Abstract The performance of static casting 25Cr35NiNb alloy pipe fittings with complex shapes for ethylene cracking furnace is insufficient, which affects the safe operation of equipment, and becomes an urgent problem to be solved in this field. Laser additive manufacturing (LAM) technique is suitable for the fabrication of complex components with high performance. 25Cr35NiNb alloy prepared by LAM is different from that prepared by static casting or centrifugal casting due to the solidification with the cooling rate of 102∼105 K/s in a tiny molten pool.
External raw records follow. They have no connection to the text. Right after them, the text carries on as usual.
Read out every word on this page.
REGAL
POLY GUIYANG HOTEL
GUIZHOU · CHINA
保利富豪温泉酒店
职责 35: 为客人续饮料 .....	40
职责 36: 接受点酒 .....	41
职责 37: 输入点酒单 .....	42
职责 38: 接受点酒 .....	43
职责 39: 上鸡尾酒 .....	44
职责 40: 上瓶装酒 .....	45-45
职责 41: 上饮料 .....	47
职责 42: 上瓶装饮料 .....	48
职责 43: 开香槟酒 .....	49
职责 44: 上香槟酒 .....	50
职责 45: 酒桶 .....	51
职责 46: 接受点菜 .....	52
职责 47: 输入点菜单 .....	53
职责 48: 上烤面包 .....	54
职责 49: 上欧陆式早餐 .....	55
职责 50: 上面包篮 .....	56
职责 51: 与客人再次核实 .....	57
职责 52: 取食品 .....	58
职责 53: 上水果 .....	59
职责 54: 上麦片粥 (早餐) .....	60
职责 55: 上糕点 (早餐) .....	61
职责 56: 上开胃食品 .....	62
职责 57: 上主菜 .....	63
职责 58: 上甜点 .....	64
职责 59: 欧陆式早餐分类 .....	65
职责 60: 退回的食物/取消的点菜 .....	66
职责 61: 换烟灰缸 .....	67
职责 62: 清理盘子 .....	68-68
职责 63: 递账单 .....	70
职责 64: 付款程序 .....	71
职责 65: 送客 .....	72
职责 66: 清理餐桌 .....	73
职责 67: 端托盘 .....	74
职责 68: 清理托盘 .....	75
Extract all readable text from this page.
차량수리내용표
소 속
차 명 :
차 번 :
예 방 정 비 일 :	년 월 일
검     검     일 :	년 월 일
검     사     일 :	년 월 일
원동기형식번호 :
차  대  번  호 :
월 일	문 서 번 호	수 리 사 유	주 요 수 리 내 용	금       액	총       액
In order to fabricate complex pipe fittings by LAM, the performance of 25Cr35NiNb alloy prepared by LAM needs to be clarified and the mechanism also needs to be revealed. This paper focuses on the mechanism of high temperature stability on microstructures of 25Cr35NiNb alloy prepared by LAM. Firstly, two kinds of 25Cr35NiNb alloy deposits were prepared by LAM with different processing parameters. Secondly, heat treatments were executed in the temperature range from 850°C to 1275°C for 25Cr35NiNb alloy deposits. Then, the microstructures of 25Cr35NiNb alloy were observed by optical microscope (OM) and scanning electron microscopy (SEM). It is found that the finer the microstructures of the original deposits was, the better the high temperature stability of microstructures was. The results of electron probe microanalysis (EPMA) show that the distribution of Nb and Ti elements in the original deposits affects the high temperature stability of microstructures. The finer microstructure has the more uniform distribution of Nb and Ti elements, which improves the high temperature microstructural stability.